С вступлением войск Конвента в город Шарль Фурье был арестован. В одном из автобиографических отрывков он впоследствии писал: «Каждый из нас, чтобы спасти себя, не задумывался лгать революционному комитету. Что касается меня, то в один день я обманул три раза комитет и тех, кто у меня делал обыск. В один день я три раза избежал гильотины и думаю, что поступил хорошо, как бы о том ни судили господа моралисты». Фурье был освобожден, но через несколько дней вновь арестован. На сей раз откупился карманными часами и большой коллекцией игральных карт, которой очень дорожил. Здраво рассудив, что в третий раз искушать судьбу не стоит, Шарль поспешил бежать из Лиона в Безансон.
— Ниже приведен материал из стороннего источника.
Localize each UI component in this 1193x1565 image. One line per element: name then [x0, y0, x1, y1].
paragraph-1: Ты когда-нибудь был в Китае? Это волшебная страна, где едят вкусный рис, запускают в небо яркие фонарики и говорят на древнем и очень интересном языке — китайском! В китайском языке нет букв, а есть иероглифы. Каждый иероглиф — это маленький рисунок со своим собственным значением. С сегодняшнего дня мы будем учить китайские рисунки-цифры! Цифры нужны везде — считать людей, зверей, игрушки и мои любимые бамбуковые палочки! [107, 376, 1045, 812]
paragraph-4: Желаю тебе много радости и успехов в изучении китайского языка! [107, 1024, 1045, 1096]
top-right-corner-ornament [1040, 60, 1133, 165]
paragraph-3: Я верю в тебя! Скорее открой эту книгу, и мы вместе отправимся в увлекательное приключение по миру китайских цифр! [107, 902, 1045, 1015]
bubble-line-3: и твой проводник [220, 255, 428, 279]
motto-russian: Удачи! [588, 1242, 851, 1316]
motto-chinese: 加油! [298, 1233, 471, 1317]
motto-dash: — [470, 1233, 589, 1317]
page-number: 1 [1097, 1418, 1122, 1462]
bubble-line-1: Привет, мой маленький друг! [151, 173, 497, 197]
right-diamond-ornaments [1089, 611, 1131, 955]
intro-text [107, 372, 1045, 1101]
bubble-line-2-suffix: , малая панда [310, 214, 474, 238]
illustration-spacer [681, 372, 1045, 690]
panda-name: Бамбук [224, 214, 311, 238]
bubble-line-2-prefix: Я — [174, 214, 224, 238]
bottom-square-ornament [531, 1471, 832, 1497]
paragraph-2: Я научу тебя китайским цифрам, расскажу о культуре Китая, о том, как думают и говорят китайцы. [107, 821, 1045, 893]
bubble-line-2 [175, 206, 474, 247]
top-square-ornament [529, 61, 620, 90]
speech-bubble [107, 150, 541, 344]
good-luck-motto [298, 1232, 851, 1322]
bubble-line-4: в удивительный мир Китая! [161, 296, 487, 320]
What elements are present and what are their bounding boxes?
Родной город встретил его неприветливо: местная полиция нашла, что бумаги Фурье не в порядке, и он впредь до рассмотрения своего дела был водворен в тюрьму. Не желая огорчать семью, он никому не дал знать о своем возвращении в город.
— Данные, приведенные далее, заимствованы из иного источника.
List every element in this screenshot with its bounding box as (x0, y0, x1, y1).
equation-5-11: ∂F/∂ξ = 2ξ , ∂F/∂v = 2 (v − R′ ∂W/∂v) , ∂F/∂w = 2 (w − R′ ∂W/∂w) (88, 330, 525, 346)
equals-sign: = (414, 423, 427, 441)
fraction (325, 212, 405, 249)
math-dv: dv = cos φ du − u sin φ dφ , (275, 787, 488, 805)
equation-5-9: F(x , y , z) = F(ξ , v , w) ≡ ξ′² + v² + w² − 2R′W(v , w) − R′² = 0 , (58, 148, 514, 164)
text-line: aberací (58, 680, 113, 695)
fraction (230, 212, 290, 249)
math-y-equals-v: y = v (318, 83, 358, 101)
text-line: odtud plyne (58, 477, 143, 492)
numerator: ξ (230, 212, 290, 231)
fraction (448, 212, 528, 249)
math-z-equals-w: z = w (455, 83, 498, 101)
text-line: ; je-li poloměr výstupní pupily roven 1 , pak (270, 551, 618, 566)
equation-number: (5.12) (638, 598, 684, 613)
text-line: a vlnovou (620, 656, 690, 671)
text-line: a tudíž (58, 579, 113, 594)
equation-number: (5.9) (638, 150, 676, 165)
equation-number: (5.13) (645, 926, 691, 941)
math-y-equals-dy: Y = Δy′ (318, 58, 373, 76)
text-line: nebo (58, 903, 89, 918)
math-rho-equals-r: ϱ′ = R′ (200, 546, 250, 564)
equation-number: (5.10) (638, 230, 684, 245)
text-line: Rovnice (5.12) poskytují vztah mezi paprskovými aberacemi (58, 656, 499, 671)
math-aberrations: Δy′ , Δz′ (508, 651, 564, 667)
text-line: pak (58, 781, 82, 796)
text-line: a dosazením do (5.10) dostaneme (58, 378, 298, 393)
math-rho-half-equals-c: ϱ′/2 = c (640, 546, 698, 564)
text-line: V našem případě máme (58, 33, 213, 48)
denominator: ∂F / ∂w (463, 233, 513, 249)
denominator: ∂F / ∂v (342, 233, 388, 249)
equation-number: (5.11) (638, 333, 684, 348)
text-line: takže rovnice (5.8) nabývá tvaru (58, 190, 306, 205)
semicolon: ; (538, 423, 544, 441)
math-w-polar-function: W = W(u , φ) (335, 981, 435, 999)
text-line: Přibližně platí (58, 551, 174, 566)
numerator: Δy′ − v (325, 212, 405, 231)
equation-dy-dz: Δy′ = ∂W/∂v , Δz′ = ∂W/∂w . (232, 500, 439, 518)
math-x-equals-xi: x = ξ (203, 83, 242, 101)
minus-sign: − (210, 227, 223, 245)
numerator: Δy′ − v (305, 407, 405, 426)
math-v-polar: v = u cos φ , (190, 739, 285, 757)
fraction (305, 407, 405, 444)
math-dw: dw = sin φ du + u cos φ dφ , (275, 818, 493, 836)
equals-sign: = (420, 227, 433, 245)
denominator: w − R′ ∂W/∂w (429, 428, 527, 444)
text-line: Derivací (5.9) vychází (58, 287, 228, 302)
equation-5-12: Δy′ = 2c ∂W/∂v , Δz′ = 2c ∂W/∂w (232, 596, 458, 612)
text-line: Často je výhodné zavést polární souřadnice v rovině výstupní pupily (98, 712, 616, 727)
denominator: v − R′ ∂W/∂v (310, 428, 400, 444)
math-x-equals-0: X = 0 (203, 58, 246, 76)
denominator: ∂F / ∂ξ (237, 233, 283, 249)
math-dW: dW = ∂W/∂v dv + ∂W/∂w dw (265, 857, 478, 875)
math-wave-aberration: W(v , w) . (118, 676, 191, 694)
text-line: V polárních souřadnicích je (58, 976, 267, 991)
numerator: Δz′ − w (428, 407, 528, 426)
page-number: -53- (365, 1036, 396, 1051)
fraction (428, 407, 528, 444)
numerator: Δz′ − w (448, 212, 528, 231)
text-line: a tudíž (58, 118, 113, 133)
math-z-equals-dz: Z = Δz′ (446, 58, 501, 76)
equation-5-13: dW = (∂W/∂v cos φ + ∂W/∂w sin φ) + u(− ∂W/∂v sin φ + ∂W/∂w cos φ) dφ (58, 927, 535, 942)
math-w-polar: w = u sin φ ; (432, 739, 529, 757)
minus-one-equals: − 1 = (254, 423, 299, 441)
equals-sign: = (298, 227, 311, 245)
Конечно, весть об аресте Шарля в конце концов достигла семьи Фурье, и только через посредничество шурина, который оказался членом безансонского революционного комитета, он был вскоре освобожден.
Лионский мятеж заставил Фурье многое перечувствовать. К тому же он был совершенно разорен. Свое разорение он перенес спокойно, и впоследствии его ученики никогда не слышали от него даже упоминания, что он когда-то был зажиточным торговцем. На этом завершилось «участие» Шарля Фурье в событиях лионской контрреволюции.
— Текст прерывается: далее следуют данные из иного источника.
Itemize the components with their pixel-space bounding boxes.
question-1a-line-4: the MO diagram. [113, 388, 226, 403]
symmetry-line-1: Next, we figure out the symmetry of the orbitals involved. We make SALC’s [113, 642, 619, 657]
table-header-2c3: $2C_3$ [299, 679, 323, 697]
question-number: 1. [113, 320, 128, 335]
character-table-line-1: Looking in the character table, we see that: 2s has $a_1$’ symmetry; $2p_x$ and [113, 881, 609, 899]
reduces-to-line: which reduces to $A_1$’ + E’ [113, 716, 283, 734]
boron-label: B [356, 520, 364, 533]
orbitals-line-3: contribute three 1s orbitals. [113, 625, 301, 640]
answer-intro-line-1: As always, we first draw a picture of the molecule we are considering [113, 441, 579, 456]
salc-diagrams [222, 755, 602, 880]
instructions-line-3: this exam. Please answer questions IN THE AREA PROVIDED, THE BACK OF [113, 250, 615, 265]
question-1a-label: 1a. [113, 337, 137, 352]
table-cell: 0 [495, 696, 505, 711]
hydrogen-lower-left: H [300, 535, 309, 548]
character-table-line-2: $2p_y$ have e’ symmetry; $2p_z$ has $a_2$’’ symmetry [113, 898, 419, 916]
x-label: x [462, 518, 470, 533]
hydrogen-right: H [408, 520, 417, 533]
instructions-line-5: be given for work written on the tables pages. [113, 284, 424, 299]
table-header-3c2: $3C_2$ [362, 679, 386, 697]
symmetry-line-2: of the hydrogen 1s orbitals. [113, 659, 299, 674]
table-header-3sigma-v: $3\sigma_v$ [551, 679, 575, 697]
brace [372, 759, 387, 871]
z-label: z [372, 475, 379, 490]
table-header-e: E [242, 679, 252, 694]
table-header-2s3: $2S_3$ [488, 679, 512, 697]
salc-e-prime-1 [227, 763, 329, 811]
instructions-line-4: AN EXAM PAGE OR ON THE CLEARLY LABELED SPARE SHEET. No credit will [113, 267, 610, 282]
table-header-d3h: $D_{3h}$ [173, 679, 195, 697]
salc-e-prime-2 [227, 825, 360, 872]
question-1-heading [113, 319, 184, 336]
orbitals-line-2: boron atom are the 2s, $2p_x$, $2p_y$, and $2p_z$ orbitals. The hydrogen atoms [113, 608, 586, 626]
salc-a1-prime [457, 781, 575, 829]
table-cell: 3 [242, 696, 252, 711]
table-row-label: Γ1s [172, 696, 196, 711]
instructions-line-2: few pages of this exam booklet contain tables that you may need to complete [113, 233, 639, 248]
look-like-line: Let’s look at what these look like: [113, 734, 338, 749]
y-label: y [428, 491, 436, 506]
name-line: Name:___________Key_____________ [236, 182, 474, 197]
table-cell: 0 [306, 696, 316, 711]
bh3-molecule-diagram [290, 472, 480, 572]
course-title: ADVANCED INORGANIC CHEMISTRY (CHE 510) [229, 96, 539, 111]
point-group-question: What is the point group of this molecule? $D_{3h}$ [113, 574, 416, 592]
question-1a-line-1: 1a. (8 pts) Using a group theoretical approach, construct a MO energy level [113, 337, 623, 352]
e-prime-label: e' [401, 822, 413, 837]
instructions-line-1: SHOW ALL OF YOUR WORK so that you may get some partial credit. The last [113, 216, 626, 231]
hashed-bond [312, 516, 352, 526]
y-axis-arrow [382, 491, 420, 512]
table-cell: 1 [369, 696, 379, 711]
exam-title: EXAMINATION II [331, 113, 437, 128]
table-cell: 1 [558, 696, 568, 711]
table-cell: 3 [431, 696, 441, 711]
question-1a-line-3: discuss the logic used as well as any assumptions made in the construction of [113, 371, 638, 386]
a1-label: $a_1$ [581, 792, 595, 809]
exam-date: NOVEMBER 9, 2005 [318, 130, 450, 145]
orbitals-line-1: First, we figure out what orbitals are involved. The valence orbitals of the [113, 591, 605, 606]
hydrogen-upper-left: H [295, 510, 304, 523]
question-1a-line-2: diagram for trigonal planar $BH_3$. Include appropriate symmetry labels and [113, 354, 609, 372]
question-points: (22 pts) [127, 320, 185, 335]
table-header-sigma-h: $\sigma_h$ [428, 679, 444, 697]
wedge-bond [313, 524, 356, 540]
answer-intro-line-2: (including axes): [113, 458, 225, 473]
Освободившись из безансонской тюрьмы, Фурье не смог никуда выехать. 10 июня 1794 года он был зачислен в действующую армию и стал служить рядовым в 8-м полку конных егерей.
Еще осенью 1793 года, когда Франция переживала трудные времена, энергичными мерами якобинского правительства армия была превращена в грозную боевую силу.
23 августа по предложению Комитета общественного спасения Конвент принял декрет о массовом призыве в армию. Статья 1 декрета гласила: «С настоящего момента и до тех пор, пока враги не будут изгнаны за пределы республики, все французы объявляются в состоянии постоянной реквизиции». На поле битвы призывалась молодежь, женатым поручалось изготовление оборонительных сооружений, перевоз снабжения и продовольствия. Женщины шили палатки, обмундирование, обслуживали госпитали. Даже старики были в рядах борцов, чтобы возбуждать мужество, разжигать ненависть к королям и проповедовать единство республики. Дома превращались в казармы, общественные места и клубы — в оружейные мастерские.
Первый набор был проведен в кратчайший срок и дал республике 520 тысяч бойцов. Оставшиеся вне призыва работали в оружейных мастерских, добывали селитру для пороха. На дверях многих домов появились надписи: «Живущие в этом доме граждане поставили свою долю селитры для уничтожения тиранов». Установление обязательной для всех воинской повинности имело громадное моральное значение. Рекруты сознавали, что на них лежит обязанность спасти отечество. Героический порыв охватил страну. Военные комиссары Карно и Дюкенуа смогли очистить ее от контрреволюционных элементов, одеть и обуть солдат, обучить только что набранных добровольцев. К руководству армией приходят совершенно неизвестные до того люди: сын трактирщика Мюрат, сын смотрителя королевской псарни Гош, юнга и бывший контрабандист Массени, крестьянин Лан и другие, Это были командиры, беззаветно преданные делу революции. В армии установились новые порядки, сознательная дисциплина, новая тактика. Солдаты принимали участие в политической жизни нации: они получали газеты, спорили, посылали письма клубам и народным обществам, обращались с петициями к офицерам и в Конвент.